I saw her shape but vaguely, but could hear

Her placid breath attesting, if aught could,

A dreamless sleep and conscience wholly clear.

Love in my breast was winning, as I stood

And watched her thus some moments in her sleep;

Her tranquil breathing seemed to do me good.

But suddenly it quickened with a leap,

Becoming like the fierce and panting breath

Of one in flight, who climbs a rocky steep.

The soul seemed struggling with the fear of death,

While broken utterings in a tongue unknown

Escaped at moments through her tightened teeth.

I was about to wake her, when the moon

Lit up the bed, and let me see a sight

Which for a while changed flesh and blood to stone.

All round the face, convulsed in sleep and white,

Innumerable snakes—some large and slow,

Some lithe and small—writhed bluish in the light,

Each striving with a sort of ceaseless flow

To quit the head, and groping as in doubt;

Then, fast retained, returning to the brow.

They glided on her pillow; all about

The moonlit sheet in endless turn and coil,

And all about her bosom, in and out;

While round her temples, pale as leaden foil,

And fast closed lids, live curls of vipers twined,

Whose endless writhe had made all hell recoil.

Long I stood petrified; both limbs and mind

Refusing in the presence of that face

The customary work to each assigned.

But, all at once, I felt a fire replace

My frozen blood, and unseen spirits seemed

To call for an Avenger, and to brace

My arm for one great blow.
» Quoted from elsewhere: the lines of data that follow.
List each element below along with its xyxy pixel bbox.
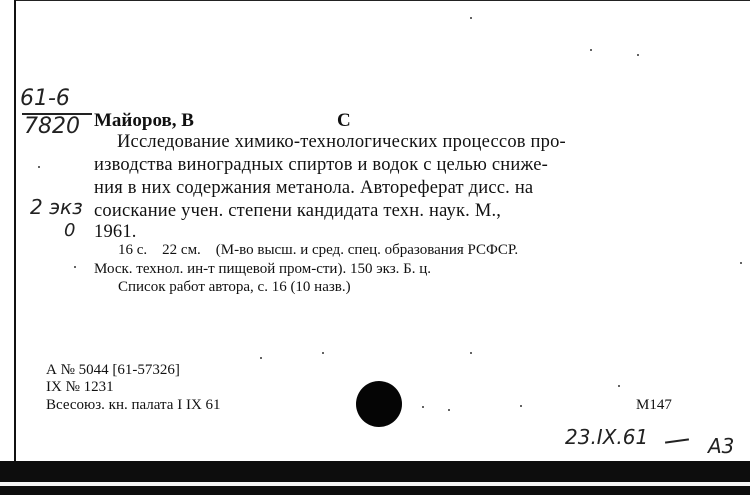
physical-description-line-1: 16 с. 22 см. (М-во высш. и сред. спец. образования РСФСР. xyxy=(118,242,519,258)
registry-month-number: IX № 1231 xyxy=(46,379,114,395)
title-line-3: ния в них содержания метанола. Автореферат дисс. на xyxy=(94,178,534,198)
handwritten-date-note: 23.IX.61 xyxy=(565,425,649,449)
title-line-1: Исследование химико-технологических процессов про- xyxy=(117,132,566,152)
handwritten-dash xyxy=(665,438,689,443)
card-bottom-edge xyxy=(0,486,750,495)
punch-hole xyxy=(356,381,402,427)
author-name: Майоров, В xyxy=(94,110,194,131)
card-bottom-band xyxy=(0,461,750,482)
print-code: М147 xyxy=(636,397,672,413)
card-left-edge xyxy=(14,0,16,462)
registry-number: А № 5044 [61-57326] xyxy=(46,362,180,378)
bibliography-note: Список работ автора, с. 16 (10 назв.) xyxy=(118,279,351,295)
title-line-2: изводства виноградных спиртов и водок с целью сниже- xyxy=(94,155,549,175)
handwritten-shelf-code-bottom: 7820 xyxy=(24,114,80,139)
card-top-edge xyxy=(14,0,750,1)
title-line-5: 1961. xyxy=(94,222,137,242)
handwritten-shelf-code-top: 61-6 xyxy=(20,86,70,111)
title-line-4: соискание учен. степени кандидата техн. наук. М., xyxy=(94,201,502,221)
handwritten-bottom-code: A3 xyxy=(708,434,735,458)
handwritten-copies-note: 2 экз xyxy=(30,195,83,219)
author-initial: С xyxy=(337,110,351,131)
publisher-chamber: Всесоюз. кн. палата I IX 61 xyxy=(46,397,221,413)
physical-description-line-2: Моск. технол. ин-т пищевой пром-сти). 150 экз. Б. ц. xyxy=(94,261,432,277)
handwritten-margin-mark: 0 xyxy=(64,220,76,241)
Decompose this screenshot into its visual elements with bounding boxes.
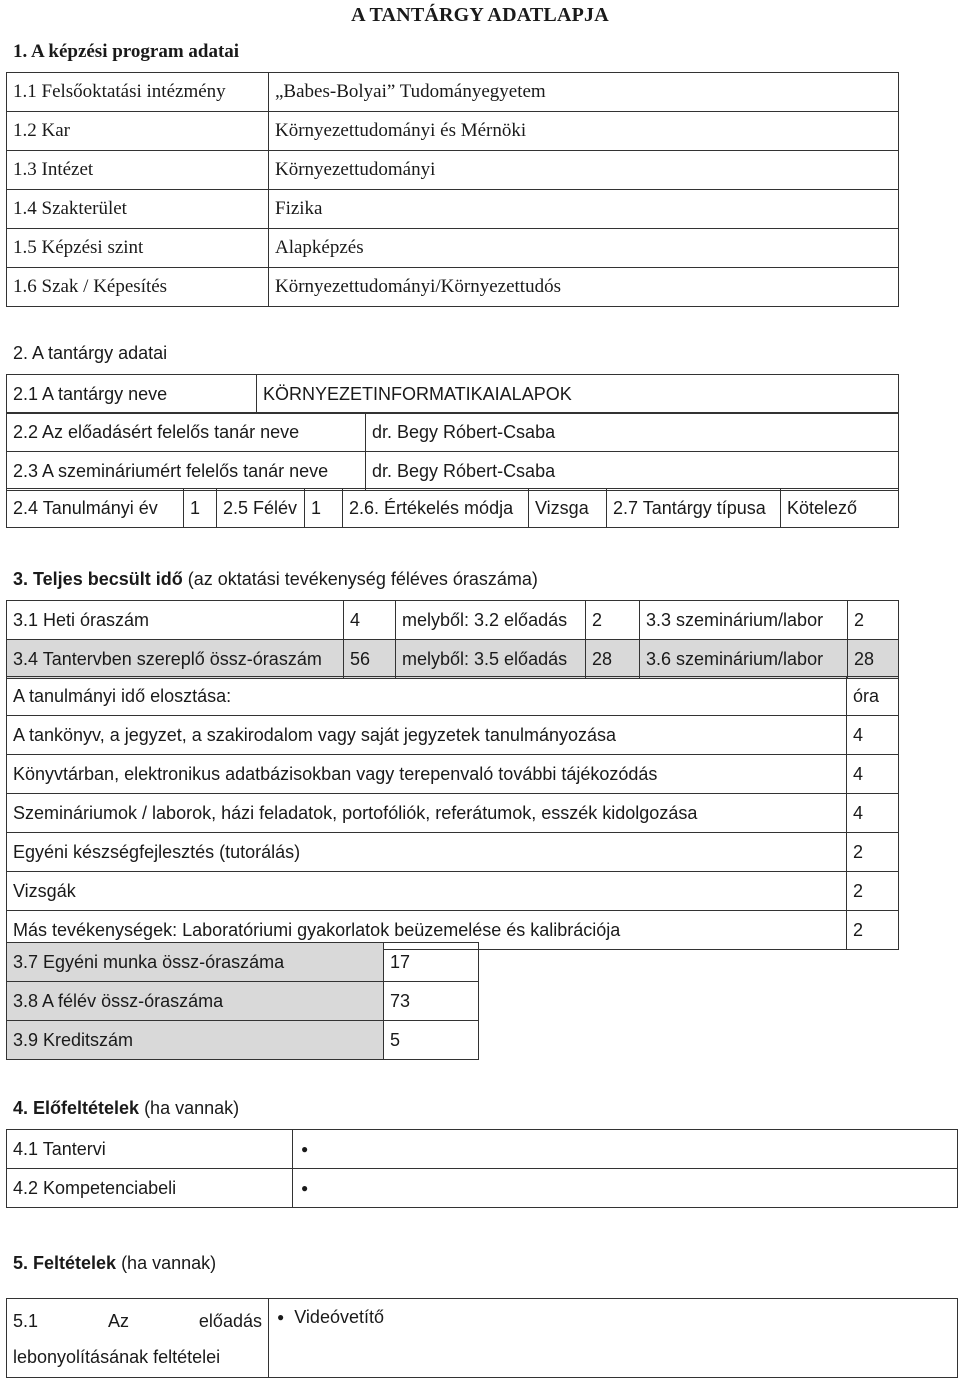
conditions-label: [7, 1299, 269, 1378]
distribution-unit: óra: [847, 677, 899, 716]
table-row: [7, 640, 899, 679]
activity-label: A tankönyv, a jegyzet, a szakirodalom vagy saját jegyzetek tanulmányozása: [7, 716, 847, 755]
activity-label: Egyéni készségfejlesztés (tutorálás): [7, 833, 847, 872]
teachers-table: [6, 412, 899, 491]
subject-type-value: Kötelező: [781, 489, 899, 528]
table-row: [7, 489, 899, 528]
lecture-value: 2: [586, 601, 640, 640]
lecturer-value: dr. Begy Róbert-Csaba: [366, 413, 899, 452]
conditions-label-part: előadás: [198, 1311, 262, 1331]
row-label: 1.5 Képzési szint: [7, 229, 269, 268]
seminar-teacher-label: 2.3 A szemináriumért felelős tanár neve: [7, 452, 366, 491]
seminar-teacher-value: dr. Begy Róbert-Csaba: [366, 452, 899, 491]
activity-hours: 4: [847, 755, 899, 794]
total-hours-label: 3.4 Tantervben szereplő össz-óraszám: [7, 640, 344, 679]
conditions-label-line2: lebonyolításának feltételei: [13, 1347, 221, 1367]
table-row: [7, 794, 899, 833]
row-value: Környezettudományi/Környezettudós: [269, 268, 899, 307]
table-row: [7, 1299, 958, 1378]
subject-name-table: [6, 374, 899, 414]
table-row: [7, 943, 479, 982]
semester-label: 2.5 Félév: [217, 489, 305, 528]
activity-hours: 2: [847, 833, 899, 872]
table-row: [7, 375, 899, 414]
subject-type-label: 2.7 Tantárgy típusa: [607, 489, 781, 528]
subject-name-label: 2.1 A tantárgy neve: [7, 375, 257, 414]
table-row: [7, 452, 899, 491]
table-row: [7, 151, 899, 190]
distribution-label: A tanulmányi idő elosztása:: [7, 677, 847, 716]
table-row: [7, 1169, 958, 1208]
activity-hours: 4: [847, 716, 899, 755]
activity-label: Vizsgák: [7, 872, 847, 911]
study-year-value: 1: [184, 489, 217, 528]
total-value: 5: [384, 1021, 479, 1060]
total-label: 3.8 A félév össz-óraszáma: [7, 982, 384, 1021]
activity-label: Könyvtárban, elektronikus adatbázisokban vagy terepenvaló további tájékozódás: [7, 755, 847, 794]
prerequisite-value: [293, 1169, 958, 1208]
row-value: Környezettudományi: [269, 151, 899, 190]
weekly-hours-label: 3.1 Heti óraszám: [7, 601, 344, 640]
conditions-value: ● Videóvetítő: [269, 1299, 958, 1378]
seminar-value: 2: [848, 601, 899, 640]
row-label: 1.6 Szak / Képesítés: [7, 268, 269, 307]
table-row: [7, 872, 899, 911]
table-row: [7, 1130, 958, 1169]
subject-name-value: KÖRNYEZETINFORMATIKAIALAPOK: [257, 375, 899, 414]
total-label: 3.9 Kreditszám: [7, 1021, 384, 1060]
section-4-heading: 4. Előfeltételek (ha vannak): [13, 1098, 240, 1118]
activity-label: Szemináriumok / laborok, házi feladatok, portofóliók, referátumok, esszék kidolgozása: [7, 794, 847, 833]
prerequisite-value: [293, 1130, 958, 1169]
total-label: 3.7 Egyéni munka össz-óraszáma: [7, 943, 384, 982]
bullet-icon: [275, 1307, 294, 1327]
table-row: [7, 716, 899, 755]
row-value: „Babes-Bolyai” Tudományegyetem: [269, 73, 899, 112]
totals-table: [6, 942, 479, 1060]
prerequisite-label: 4.1 Tantervi: [7, 1130, 293, 1169]
table-row: [7, 1021, 479, 1060]
total-lecture-value: 28: [586, 640, 640, 679]
row-value: Környezettudományi és Mérnöki: [269, 112, 899, 151]
total-lecture-label: melyből: 3.5 előadás: [396, 640, 586, 679]
section-1-heading: 1. A képzési program adatai: [13, 41, 240, 62]
table-row: [7, 112, 899, 151]
table-row: [7, 601, 899, 640]
table-row: [7, 229, 899, 268]
conditions-label-part: 5.1: [13, 1311, 39, 1331]
program-data-table: [6, 72, 899, 307]
lecturer-label: 2.2 Az előadásért felelős tanár neve: [7, 413, 366, 452]
weekly-hours-value: 4: [344, 601, 396, 640]
activity-hours: 4: [847, 794, 899, 833]
total-hours-value: 56: [344, 640, 396, 679]
total-value: 17: [384, 943, 479, 982]
table-row: [7, 677, 899, 716]
document-title: A TANTÁRGY ADATLAPJA: [351, 4, 609, 26]
table-row: [7, 268, 899, 307]
semester-value: 1: [305, 489, 343, 528]
row-label: 1.4 Szakterület: [7, 190, 269, 229]
evaluation-value: Vizsga: [529, 489, 607, 528]
hours-table: [6, 600, 899, 679]
conditions-label-part: Az: [107, 1311, 129, 1331]
subject-attributes-table: [6, 488, 899, 528]
study-year-label: 2.4 Tanulmányi év: [7, 489, 184, 528]
row-label: 1.2 Kar: [7, 112, 269, 151]
table-row: [7, 982, 479, 1021]
table-row: [7, 755, 899, 794]
total-seminar-value: 28: [848, 640, 899, 679]
table-row: [7, 413, 899, 452]
activity-hours: 2: [847, 872, 899, 911]
row-value: Fizika: [269, 190, 899, 229]
section-5-heading: 5. Feltételek (ha vannak): [13, 1253, 217, 1273]
row-label: 1.1 Felsőoktatási intézmény: [7, 73, 269, 112]
seminar-label: 3.3 szeminárium/labor: [640, 601, 848, 640]
prerequisites-table: [6, 1129, 958, 1208]
section-3-heading: 3. Teljes becsült idő (az oktatási tevékenység féléves óraszáma): [13, 569, 538, 589]
activity-label: Más tevékenységek: Laboratóriumi gyakorlatok beüzemelése és kalibrációja: [7, 911, 847, 950]
bullet-icon: [299, 1178, 318, 1198]
prerequisite-label: 4.2 Kompetenciabeli: [7, 1169, 293, 1208]
time-distribution-table: [6, 676, 899, 950]
bullet-icon: [299, 1139, 318, 1159]
table-row: [7, 190, 899, 229]
table-row: [7, 833, 899, 872]
activity-hours: 2: [847, 911, 899, 950]
conditions-table: [6, 1298, 958, 1378]
evaluation-label: 2.6. Értékelés módja: [343, 489, 529, 528]
total-value: 73: [384, 982, 479, 1021]
row-value: Alapképzés: [269, 229, 899, 268]
row-label: 1.3 Intézet: [7, 151, 269, 190]
table-row: [7, 73, 899, 112]
total-seminar-label: 3.6 szeminárium/labor: [640, 640, 848, 679]
lecture-label: melyből: 3.2 előadás: [396, 601, 586, 640]
section-2-heading: 2. A tantárgy adatai: [13, 343, 168, 363]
Above me gleamed

A double-handed sword upon the wall,

Whose weight, till then, beyond my strength I deemed.

I seized it, swung it high, and let it fall

Like thunder on the sleeping Gorgon's neck

Before her eye could see or tongue could call.

And, O my God! as if herself a snake

Which, stricken of a sudden in its sleep,

Coils up and writhes all round the injuring stake,

She coiled about the weapon in a heap,

But gave no sound, while all the sheet soaked red,

Except a sort of gurgle hoarse and deep,

Which made me strike again, until the head,

Whose beauty death's convulsion seemed to spare,

Rolled like a heavy ball from off the bed.

I held the dripping trophy by the hair,

Which now no more was snakes, but long black locks,

And scanned the features with a haggard stare.

And, like to one around whose spirit flocks

Too great a crowd of thoughts for thought to act,

I fled once more along the moonlit rocks.

Then Doubt, with his tormentors, came and racked.